Mailer elogiava o jornal nova-iorquino Village Voice. “O Voice corresponde plenamente à minha idéia de jornal. Seus textos são parciais, tendenciosos, repletos das idiossincrasias e dos fanatismos de cada autor, exatamente como devem ser”, escreveu. “Não me ocorre maldição mais ameaçadora para o jornalismo do que a objetividade, cujo único efeito é ocultar de nós as preferências do autor, que nos permitiriam reinterpretar o que ele escreve e, assim, fazer alguma idéia do que realmente terá ocorrido. Em vez disso, o que nos passam são as preferências, sem as pistas”.
Pois é: de um modo um tanto quanto mais sofisticado, Mailer em suma fala a mesma coisa que Nelson.
Agora chega de citações.
Só não deixa respingar um pouco de si naquilo que escreve e fala quem não tem opinião própria. Ou seja, seria completamente objetivo apenas o indivíduo desprovido de opinião. Mas aí esbarraríamos num aparente paradoxo: pode um ser que trabalha com a transmissão de informações não ter opinião própria, ainda que tal opinião seja de uma imbecilidade atroz? Provavelmente não. A existência de um indivíduo puramente neutro pressupõe uma alienação total e tal alienação não combina com a responsabilidade ou o ofício de dar publicidade ao que ocorre ali na esquina, na cidade, no país ou no Quirguistão.
Quem (heroicamente) chegou até este ponto deve estar pensando que concordo inteiramente com N&N. Pois bem: para esses digo que atingimos um ponto que existe em todo livro/filme regado a clichês. É hora de reviravolta. Explico: não só não concordo integralmente com a dupla, como também penso que eles não estão de acordo em tudo nesse negócio de descer o cacete na objetividade.
Há diferenças nas motivações de Nelson e Norman. Nosso compatriota esperneava em prol do direito de inventar. Ele escrevia e falava sobre jogos, acontecimentos e pessoas que só existiam em sua cabeça. Algo vagamente baseado na vida real. Já Mailer cobrava estilo próprio, opinião, tendenciosidade, enfim, algo mais de quem se dignava a publicar textos.

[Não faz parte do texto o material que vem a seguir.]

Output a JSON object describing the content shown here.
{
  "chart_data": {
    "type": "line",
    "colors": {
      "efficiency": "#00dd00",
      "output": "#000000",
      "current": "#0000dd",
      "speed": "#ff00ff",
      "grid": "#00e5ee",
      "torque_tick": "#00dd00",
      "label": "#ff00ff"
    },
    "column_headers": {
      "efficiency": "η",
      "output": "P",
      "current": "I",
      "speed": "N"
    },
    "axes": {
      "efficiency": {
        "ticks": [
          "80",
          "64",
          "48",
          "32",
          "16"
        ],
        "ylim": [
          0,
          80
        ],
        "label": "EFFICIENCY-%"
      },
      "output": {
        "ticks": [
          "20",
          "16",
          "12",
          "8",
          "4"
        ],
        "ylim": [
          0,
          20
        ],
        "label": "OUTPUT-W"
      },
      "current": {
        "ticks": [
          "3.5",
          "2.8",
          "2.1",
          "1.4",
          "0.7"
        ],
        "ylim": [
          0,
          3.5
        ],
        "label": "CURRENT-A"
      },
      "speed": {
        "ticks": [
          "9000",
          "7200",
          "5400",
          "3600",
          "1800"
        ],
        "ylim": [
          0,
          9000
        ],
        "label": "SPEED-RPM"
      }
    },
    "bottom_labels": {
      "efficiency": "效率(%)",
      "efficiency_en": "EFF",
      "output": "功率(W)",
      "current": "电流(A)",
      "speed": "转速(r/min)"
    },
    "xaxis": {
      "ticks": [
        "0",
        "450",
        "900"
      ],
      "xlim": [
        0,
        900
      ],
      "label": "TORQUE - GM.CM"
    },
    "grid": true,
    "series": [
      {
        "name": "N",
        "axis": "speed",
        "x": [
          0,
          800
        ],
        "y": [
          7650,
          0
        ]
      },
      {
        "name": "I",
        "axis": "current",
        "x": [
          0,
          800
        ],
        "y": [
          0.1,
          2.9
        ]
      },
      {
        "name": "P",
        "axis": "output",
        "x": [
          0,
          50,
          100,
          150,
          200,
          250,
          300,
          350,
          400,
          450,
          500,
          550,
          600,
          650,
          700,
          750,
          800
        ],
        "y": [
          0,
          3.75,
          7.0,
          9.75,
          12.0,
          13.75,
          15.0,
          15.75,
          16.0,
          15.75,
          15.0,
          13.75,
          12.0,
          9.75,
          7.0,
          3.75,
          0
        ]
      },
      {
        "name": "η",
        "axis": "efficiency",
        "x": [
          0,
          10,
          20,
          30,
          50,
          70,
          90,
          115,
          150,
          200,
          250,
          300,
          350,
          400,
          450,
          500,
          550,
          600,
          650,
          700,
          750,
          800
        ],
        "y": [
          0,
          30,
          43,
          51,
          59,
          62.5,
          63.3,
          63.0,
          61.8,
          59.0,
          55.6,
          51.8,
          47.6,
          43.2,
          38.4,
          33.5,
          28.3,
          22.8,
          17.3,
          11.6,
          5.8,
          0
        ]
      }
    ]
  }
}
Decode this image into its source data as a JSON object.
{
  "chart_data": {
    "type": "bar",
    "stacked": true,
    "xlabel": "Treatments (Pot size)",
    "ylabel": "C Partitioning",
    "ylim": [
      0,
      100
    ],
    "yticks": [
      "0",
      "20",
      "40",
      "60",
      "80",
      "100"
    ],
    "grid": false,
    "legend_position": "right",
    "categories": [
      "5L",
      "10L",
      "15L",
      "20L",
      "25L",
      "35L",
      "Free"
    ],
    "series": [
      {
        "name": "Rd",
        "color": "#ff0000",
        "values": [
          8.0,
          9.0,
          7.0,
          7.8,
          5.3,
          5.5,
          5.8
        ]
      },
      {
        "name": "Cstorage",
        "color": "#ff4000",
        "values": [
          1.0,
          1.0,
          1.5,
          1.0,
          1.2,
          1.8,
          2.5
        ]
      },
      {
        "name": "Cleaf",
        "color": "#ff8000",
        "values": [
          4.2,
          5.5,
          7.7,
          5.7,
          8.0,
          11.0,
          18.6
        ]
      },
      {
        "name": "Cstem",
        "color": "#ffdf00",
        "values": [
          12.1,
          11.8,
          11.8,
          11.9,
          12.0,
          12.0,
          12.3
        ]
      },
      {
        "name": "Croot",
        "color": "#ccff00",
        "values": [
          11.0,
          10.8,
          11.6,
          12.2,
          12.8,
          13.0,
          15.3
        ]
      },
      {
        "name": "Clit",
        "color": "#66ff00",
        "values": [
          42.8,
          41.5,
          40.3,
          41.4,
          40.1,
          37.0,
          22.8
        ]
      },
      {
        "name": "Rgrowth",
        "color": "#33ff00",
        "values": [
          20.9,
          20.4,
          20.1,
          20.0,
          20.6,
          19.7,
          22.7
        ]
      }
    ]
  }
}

Na realidade nenhum dos dois se debruçou sobre a questão do texto puramente jornalístico, aquele que é produzido exclusivamente para descrever um fato. O que é natural, pois eles não foram repórteres na acepção da palavra, não ganharam a vida como profissionais contratados para ir à caça de notícias.
Virando o disco (alguém se lembra dos LPs?), vou passar a falar da notícia em si, dos instantâneos da história, coisas do dia-a-dia, fait-divers (quem encarou faculdade de jornalismo teve que se habituar a termos como este).
Apesar da impraticabilidade da objetividade pura, o que as redações e as faculdades deveriam incutir na rapaziada é a honestidade em relação ao que está sendo informado. No caso do texto puramente informativo – não um artigo como este, por exemplo –, que se procure ouvir todos os lados, que se dê o mesmo espaço aos contendores e que se dê mais valor aos fatos.
Tudo bem que se respeite o estilo do repórter, que se preserve sua individualidade, mas o que deve ficar sempre claro é o que é informação e o que é opinião do autor ou do veículo de comunicação. Dependendo da linha editorial de cada órgão, é possível sim fazer um texto informativo, jornalístico combinado a um virtuosismo maileriano, rodrigueano, machadiano, roseano e outros anos.
Em suma, informação com estética, por favor. Mas sem querer distorcer os fatos, né? Bem, na medida do possível...
*Nota: Eu poderia muito bem ter pulado o Fernando Calazans e informado que estava parafraseando só o Nelson Rodrigues. Mas eu não poderia perder a chance de falar sobre o Zico. É que uma vez o Calazans, defendendo o maior ídolo do Mengão contra os babacas que diziam que o Galinho fora um fracasso na Seleção, escreveu no Globo: “Zico não ganhou nenhuma Copa do Mundo. Azar da Copa!” Tal menção – feita apenas para fins de reforçar ou exaltar meu rubro-negrismo – também serve para corroborar a tese de que a objetividade, já que inalcançável mesmo, tem mais é que ir pro diabo que a carregue.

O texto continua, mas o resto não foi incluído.